Fangen wir mit den "einfachen" Dingen an, die gezeigt wurden:
Zuerst einmal hat man gezeigt wie einfach es ist den KI-Assistenten GEMINI in Zukunft direkt in Google Chrome zu integrieren. Vergleichbar mit dem CoPiloten von Microsoft in deren Edge-Browser, scheint neben dem URL-Eingabefeld das GEMINI-Logo auf. Klickt man drauf, wird die aktuelle Webseite in Höchstgeschwindigkeit analysiert und man kann mit der Seite sowohl schriftlich als auch stimmlich interagieren.
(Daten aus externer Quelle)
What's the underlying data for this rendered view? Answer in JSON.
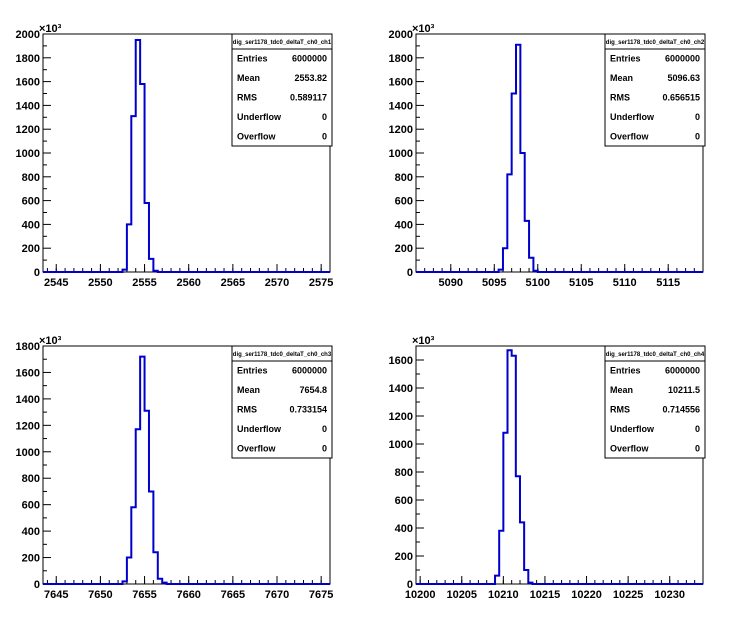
{
  "chart_data": [
    {
      "type": "histogram",
      "title": "dig_ser1178_tdc0_deltaT_ch0_ch1",
      "y_multiplier_label": "×10³",
      "xlim": [
        2543.5,
        2576
      ],
      "ylim": [
        0,
        2000
      ],
      "y_ticks": [
        0,
        200,
        400,
        600,
        800,
        1000,
        1200,
        1400,
        1600,
        1800,
        2000
      ],
      "x_ticks": [
        2545,
        2550,
        2555,
        2560,
        2565,
        2570,
        2575
      ],
      "bin_width": 0.5,
      "bins": [
        [
          2552.5,
          20
        ],
        [
          2553,
          400
        ],
        [
          2553.5,
          1310
        ],
        [
          2554,
          1950
        ],
        [
          2554.5,
          1580
        ],
        [
          2555,
          580
        ],
        [
          2555.5,
          110
        ],
        [
          2556,
          10
        ]
      ],
      "stats": {
        "Entries": "6000000",
        "Mean": "2553.82",
        "RMS": "0.589117",
        "Underflow": "0",
        "Overflow": "0"
      }
    },
    {
      "type": "histogram",
      "title": "dig_ser1178_tdc0_deltaT_ch0_ch2",
      "y_multiplier_label": "×10³",
      "xlim": [
        5086,
        5119
      ],
      "ylim": [
        0,
        2000
      ],
      "y_ticks": [
        0,
        200,
        400,
        600,
        800,
        1000,
        1200,
        1400,
        1600,
        1800,
        2000
      ],
      "x_ticks": [
        5090,
        5095,
        5100,
        5105,
        5110,
        5115
      ],
      "bin_width": 0.5,
      "bins": [
        [
          5095.5,
          20
        ],
        [
          5096,
          200
        ],
        [
          5096.5,
          820
        ],
        [
          5097,
          1500
        ],
        [
          5097.5,
          1910
        ],
        [
          5098,
          1000
        ],
        [
          5098.5,
          430
        ],
        [
          5099,
          120
        ],
        [
          5099.5,
          10
        ]
      ],
      "stats": {
        "Entries": "6000000",
        "Mean": "5096.63",
        "RMS": "0.656515",
        "Underflow": "0",
        "Overflow": "0"
      }
    },
    {
      "type": "histogram",
      "title": "dig_ser1178_tdc0_deltaT_ch0_ch3",
      "y_multiplier_label": "×10³",
      "xlim": [
        7643.5,
        7676
      ],
      "ylim": [
        0,
        1800
      ],
      "y_ticks": [
        0,
        200,
        400,
        600,
        800,
        1000,
        1200,
        1400,
        1600,
        1800
      ],
      "x_ticks": [
        7645,
        7650,
        7655,
        7660,
        7665,
        7670,
        7675
      ],
      "bin_width": 0.5,
      "bins": [
        [
          7652.5,
          20
        ],
        [
          7653,
          200
        ],
        [
          7653.5,
          580
        ],
        [
          7654,
          1170
        ],
        [
          7654.5,
          1720
        ],
        [
          7655,
          1310
        ],
        [
          7655.5,
          700
        ],
        [
          7656,
          240
        ],
        [
          7656.5,
          40
        ],
        [
          7657,
          10
        ]
      ],
      "stats": {
        "Entries": "6000000",
        "Mean": "7654.8",
        "RMS": "0.733154",
        "Underflow": "0",
        "Overflow": "0"
      }
    },
    {
      "type": "histogram",
      "title": "dig_ser1178_tdc0_deltaT_ch0_ch4",
      "y_multiplier_label": "×10³",
      "xlim": [
        10199.5,
        10234
      ],
      "ylim": [
        0,
        1700
      ],
      "y_ticks": [
        0,
        200,
        400,
        600,
        800,
        1000,
        1200,
        1400,
        1600
      ],
      "x_ticks": [
        10200,
        10205,
        10210,
        10215,
        10220,
        10225,
        10230
      ],
      "bin_width": 0.5,
      "bins": [
        [
          10209,
          60
        ],
        [
          10209.5,
          380
        ],
        [
          10210,
          1080
        ],
        [
          10210.5,
          1670
        ],
        [
          10211,
          1630
        ],
        [
          10211.5,
          770
        ],
        [
          10212,
          440
        ],
        [
          10212.5,
          100
        ],
        [
          10213,
          10
        ]
      ],
      "stats": {
        "Entries": "6000000",
        "Mean": "10211.5",
        "RMS": "0.714556",
        "Underflow": "0",
        "Overflow": "0"
      }
    }
  ]
}
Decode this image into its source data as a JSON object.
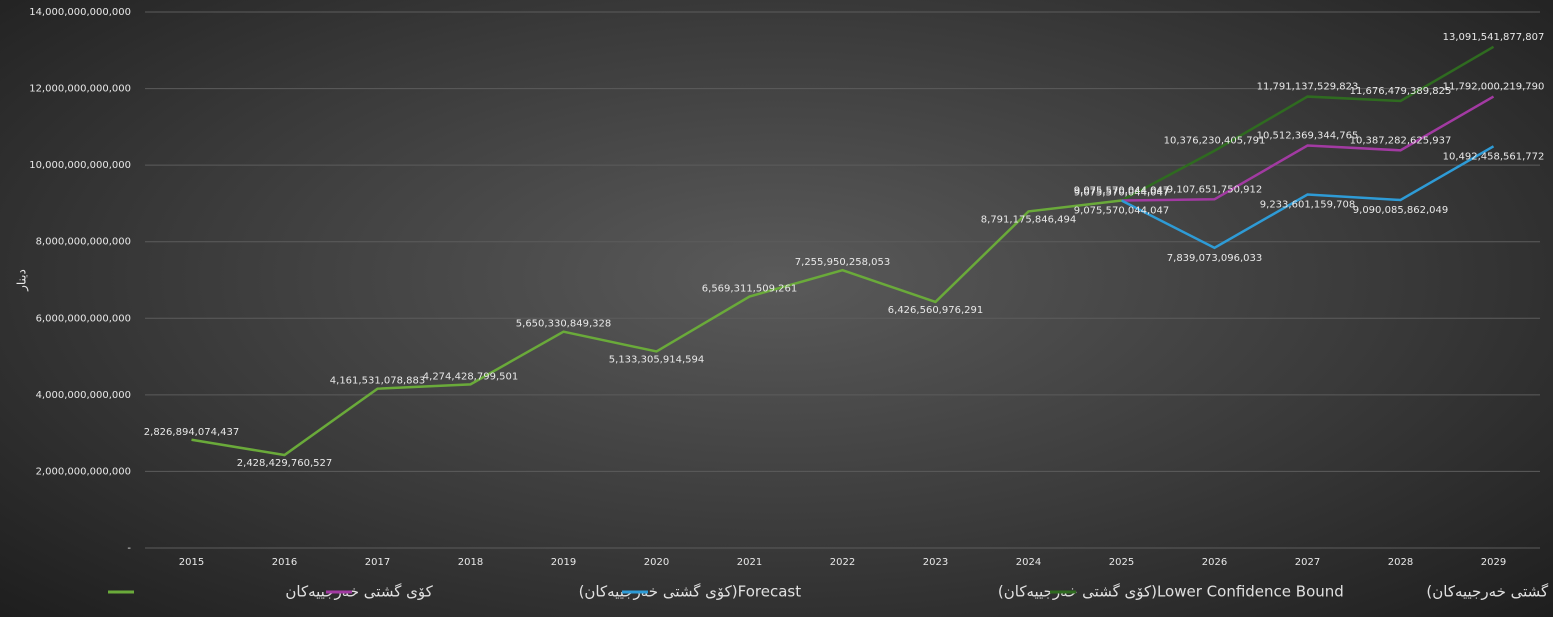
{
  "chart_data": {
    "type": "line",
    "y_label": "دینار",
    "categories": [
      "2015",
      "2016",
      "2017",
      "2018",
      "2019",
      "2020",
      "2021",
      "2022",
      "2023",
      "2024",
      "2025",
      "2026",
      "2027",
      "2028",
      "2029"
    ],
    "ylim": [
      0,
      14000000000000
    ],
    "yticks": [
      {
        "value": 0,
        "label": "-"
      },
      {
        "value": 2000000000000,
        "label": "2,000,000,000,000"
      },
      {
        "value": 4000000000000,
        "label": "4,000,000,000,000"
      },
      {
        "value": 6000000000000,
        "label": "6,000,000,000,000"
      },
      {
        "value": 8000000000000,
        "label": "8,000,000,000,000"
      },
      {
        "value": 10000000000000,
        "label": "10,000,000,000,000"
      },
      {
        "value": 12000000000000,
        "label": "12,000,000,000,000"
      },
      {
        "value": 14000000000000,
        "label": "14,000,000,000,000"
      }
    ],
    "grid": true,
    "legend": "bottom",
    "series": [
      {
        "name": "کۆی گشتی خەرجییەکان",
        "color": "#6aaa3a",
        "values": [
          2826894074437,
          2428429760527,
          4161531078883,
          4274428799501,
          5650330849328,
          5133305914594,
          6569311509261,
          7255950258053,
          6426560976291,
          8791175846494,
          9075570044047,
          null,
          null,
          null,
          null
        ],
        "value_labels": [
          "2,826,894,074,437",
          "2,428,429,760,527",
          "4,161,531,078,883",
          "4,274,428,799,501",
          "5,650,330,849,328",
          "5,133,305,914,594",
          "6,569,311,509,261",
          "7,255,950,258,053",
          "6,426,560,976,291",
          "8,791,175,846,494",
          "9,075,570,044,047",
          null,
          null,
          null,
          null
        ]
      },
      {
        "name": "Forecast(کۆی گشتی خەرجییەکان)",
        "color": "#a23aa2",
        "values": [
          null,
          null,
          null,
          null,
          null,
          null,
          null,
          null,
          null,
          null,
          9075570044047,
          9107651750912,
          10512369344765,
          10387282625937,
          11792000219790
        ],
        "value_labels": [
          null,
          null,
          null,
          null,
          null,
          null,
          null,
          null,
          null,
          null,
          "9,075,570,044,047",
          "9,107,651,750,912",
          "10,512,369,344,765",
          "10,387,282,625,937",
          "11,792,000,219,790"
        ]
      },
      {
        "name": "Lower Confidence Bound(کۆی گشتی خەرجییەکان)",
        "color": "#2e9bd6",
        "values": [
          null,
          null,
          null,
          null,
          null,
          null,
          null,
          null,
          null,
          null,
          9075570044047,
          7839073096033,
          9233601159708,
          9090085862049,
          10492458561772
        ],
        "value_labels": [
          null,
          null,
          null,
          null,
          null,
          null,
          null,
          null,
          null,
          null,
          "9,075,570,044,047",
          "7,839,073,096,033",
          "9,233,601,159,708",
          "9,090,085,862,049",
          "10,492,458,561,772"
        ]
      },
      {
        "name": "Upper Confidence Bound(کۆی گشتی خەرجییەکان)",
        "color": "#2f6b20",
        "values": [
          null,
          null,
          null,
          null,
          null,
          null,
          null,
          null,
          null,
          null,
          9075570044047,
          10376230405791,
          11791137529823,
          11676479389825,
          13091541877807
        ],
        "value_labels": [
          null,
          null,
          null,
          null,
          null,
          null,
          null,
          null,
          null,
          null,
          "9,075,570,044,047",
          "10,376,230,405,791",
          "11,791,137,529,823",
          "11,676,479,389,825",
          "13,091,541,877,807"
        ]
      }
    ]
  }
}
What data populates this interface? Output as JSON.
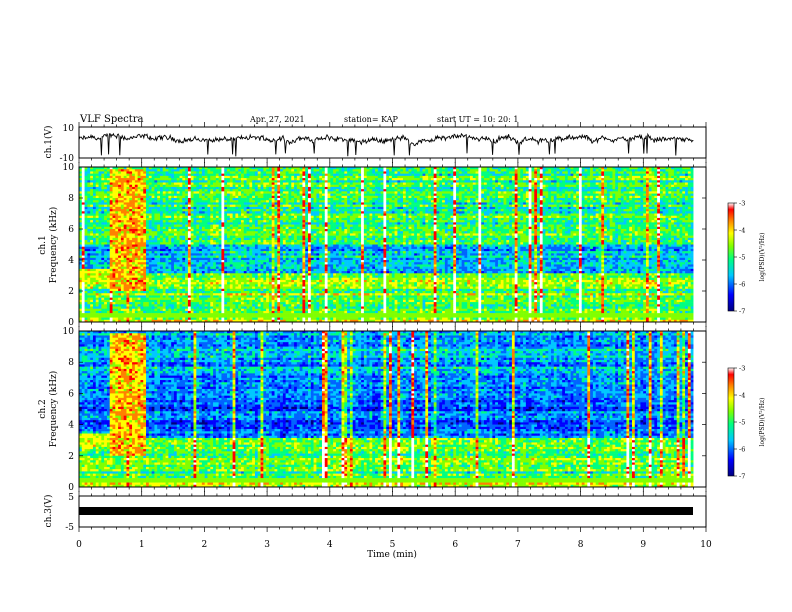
{
  "header": {
    "title": "VLF Spectra",
    "date": "Apr. 27, 2021",
    "station": "station= KAP",
    "start": "start  UT =   10: 20: 1"
  },
  "chart_data": [
    {
      "type": "line",
      "ylabel": "ch.1(V)",
      "xlim": [
        0,
        10
      ],
      "ylim": [
        -10,
        10
      ],
      "yticks": [
        "10",
        "-10"
      ],
      "description_values": {
        "level_mean": 2.0,
        "level_range": [
          -8.0,
          9.0
        ]
      }
    },
    {
      "type": "heatmap",
      "ylabel": "ch.1\nFrequency  (kHz)",
      "ylabel_line1": "ch.1",
      "ylabel_line2": "Frequency  (kHz)",
      "xlim": [
        0,
        9.8
      ],
      "ylim": [
        0,
        10
      ],
      "yticks": [
        "0",
        "2",
        "4",
        "6",
        "8",
        "10"
      ],
      "colorbar": {
        "label": "log(PSD)(V²/Hz)",
        "range": [
          -7,
          -3
        ],
        "ticks": [
          "-3",
          "-4",
          "-5",
          "-6",
          "-7"
        ]
      }
    },
    {
      "type": "heatmap",
      "ylabel": "ch.2\nFrequency  (kHz)",
      "ylabel_line1": "ch.2",
      "ylabel_line2": "Frequency  (kHz)",
      "xlim": [
        0,
        9.8
      ],
      "ylim": [
        0,
        10
      ],
      "yticks": [
        "0",
        "2",
        "4",
        "6",
        "8",
        "10"
      ],
      "colorbar": {
        "label": "log(PSD)(V²/Hz)",
        "range": [
          -7,
          -3
        ],
        "ticks": [
          "-3",
          "-4",
          "-5",
          "-6",
          "-7"
        ]
      }
    },
    {
      "type": "line",
      "ylabel": "ch.3(V)",
      "xlim": [
        0,
        10
      ],
      "ylim": [
        -5,
        5
      ],
      "yticks": [
        "5",
        "-5"
      ],
      "description_values": {
        "level_mean": -1.5
      }
    }
  ],
  "xaxis": {
    "label": "Time  (min)",
    "ticks": [
      "0",
      "1",
      "2",
      "3",
      "4",
      "5",
      "6",
      "7",
      "8",
      "9",
      "10"
    ]
  },
  "colors": {
    "spectrum_scale": [
      "#00007f",
      "#0000ff",
      "#00c8ff",
      "#00ff80",
      "#80ff00",
      "#ffff00",
      "#ff8000",
      "#ff0000",
      "#ffffff"
    ]
  }
}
GEMINI Live Camera & ScreenSharing - ok nix neues, denn der Voice Mode in ChatGPT ist hier bereits seit Monaten am Markt. Kleinigkeiten wie das Photo von einem Veranstaltungsplakat, dass dass sofort einen persönlichen Kalendereintrag macht und Einladungen versendet, sind nette Features und man hätte das ganze auch Google Lens 2 oder Lens AI nennen können. Denn Lens analysiert seit 2017 Fotos oder Live-Bilder mit Hilfe von Computer Vision und gleicht die erkannten Objekte mit Googles umfangreicher Datenbank ab. Sehr genial jedoch das neue Bildgenerierungsmodel für Mode, wobei man sich Klamotten aus dem Internet an Hand eines eigenen hochgeladenen Bildes an sich selbst anprobieren kann - inkl. einem Preisagenten der mich informiert, wenn es genau mein Produkt irgendwo billiger zu kaufen gibt; was natürlich dann dankenswerter Weise auch direkt von Gemini übernommen werden kann! Fragt ich mich nur an dieser Stelle - in welchem Shop wird schlussendlich GEMINI aktiv werden? Ein kapitalistischer Schelm wer hier an Google Merchant und ein Cost per Sale Model denkt!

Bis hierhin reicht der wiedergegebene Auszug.